Dopo aver delineato, in termini generali, il regime giuridico della comunione de residuo, è ora possibile analizzare specificatamente il caso proposto su cui si è pronunciata di recente la Suprema Corte (Cass. 09/03/2000, n. 2680, in Il fallimento 2001, 39 con commento di Caravaglios). Nel caso di specie, la moglie, dopo il fallimento del marito, conviene in giudizio la curatela per sentir accertare la propria contitolarità, in ragione di un mezzo, di un immobile che il marito aveva realizzato su terreno di sua proprietà e successivamente destinato ad attività d'impresa; deduce altresì che quel fabbricato sarebbe comunque ricaduto nella comunione de residuo, come bene aziendale, in virtù di una contitolarità immediata tra i coniugi. La Cassazione, confermando le decisione resa in sede di merito, respinge le domande. Non rileva qui la problematica inerente ai rapporti tra accessione ed acquisti in comunione a titolo originario, anche perché sul punto vi è ormai un orientamento costante, puntualmente ripreso dalla decisione cui si riferisce; occorre invece esaminare la relazione intercorrente tra la declaratoria di fallimento ed il regime giuridico dei beni destinati all'impresa del coniuge fallito, costituita dopo le nozze. Si è visto che la comunione de residuo è operativa per i beni che residuano nel momento in cui si scioglie la comunione legale tra i coniugi; tra le varie cause che determinano tale scioglimento ricorre la dichiarazione di fallimento di uno dei coniugi (art. 191 codice civile). Ma tale dichiarazione determina anche lo spossessamento del debitore ed il vincolo di tutti i suoi beni, in forza di una sorta di pignoramento generale, al soddisfacimento dei creditori. Si tratta di due effetti tra loro antitetici, per i quali occorre individuare un criterio di priorità temporale. Precisa al riguardo la Cassazione con la sentenza da ultimo richiamata che lo spossessamento del fallito, "seppur contestuale da un punto di vista cronologico all'effetto dello scioglimento della comunione, è tuttavia, da un punto di vista logico, antecedente poiché concorre a costituire la ratio legis dello scioglimento della comunione". Tale conclusione è articolata su una duplice motivazione:

a) i beni acquistati dal coniuge imprenditore, destinati all'esercizio dell'impresa, sono aggredibili per intero da parte dei creditori di quelli, prima dello scioglimento della comunione; pertanto, risulterebbe "irragionevole pensare che con la dichiarazione di fallimento la garanzia dei creditori possa dimezzarsi";
b) anche a prescindere dalla dichiarazione di fallimento, "lo stesso concetto di comunione de residuo non può avere riguardo ai beni destinati a confluirvi senza avere contemporaneamente riguardo alle passività che gravano su quei beni, anche solo in virtù della garanzia generica ex art. 2740 codice civile".

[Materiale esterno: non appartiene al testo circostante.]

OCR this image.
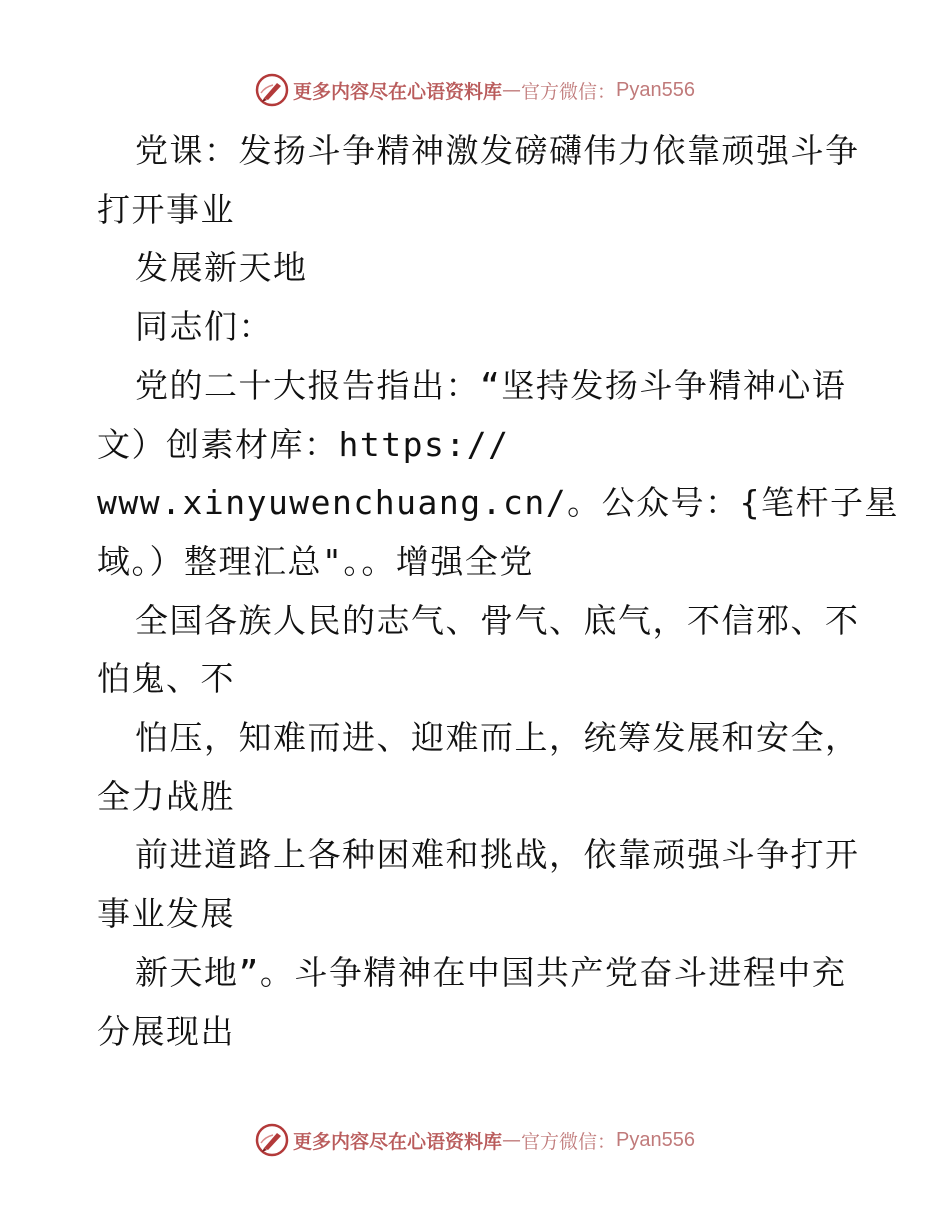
更多内容尽在心语资料库 — 官方微信： Pyan556

党课：发扬斗争精神激发磅礴伟力依靠顽强斗争

打开事业

发展新天地

同志们：

党的二十大报告指出：“坚持发扬斗争精神心语

文）创素材库：https://

www.xinyuwenchuang.cn/。公众号：{笔杆子星

域。）整理汇总"。。增强全党

全国各族人民的志气、骨气、底气，不信邪、不

怕鬼、不

怕压，知难而进、迎难而上，统筹发展和安全，

全力战胜

前进道路上各种困难和挑战，依靠顽强斗争打开

事业发展

新天地”。斗争精神在中国共产党奋斗进程中充

分展现出

更多内容尽在心语资料库 — 官方微信： Pyan556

La Suprema Corte esclude dunque che, a fronte dello spossessamento del patrimonio del fallito, i beni destinati all'esercizio di un'impresa costituita da uno dei coniugi dopo le nozze possano cadere in comunione de residuo con il coniuge non imprenditore. Detta comunione potrà riguardare soltanto quei beni che dovessero risultare dopo la chiusura della procedura concorsuale. Tale conclusione prescinde dalla natura (reale o obbligatoria) del diritto del coniuge sui beni della comunione de residuo (argomento sul quale la pronuncia cui ci si riferisce non prende posizione).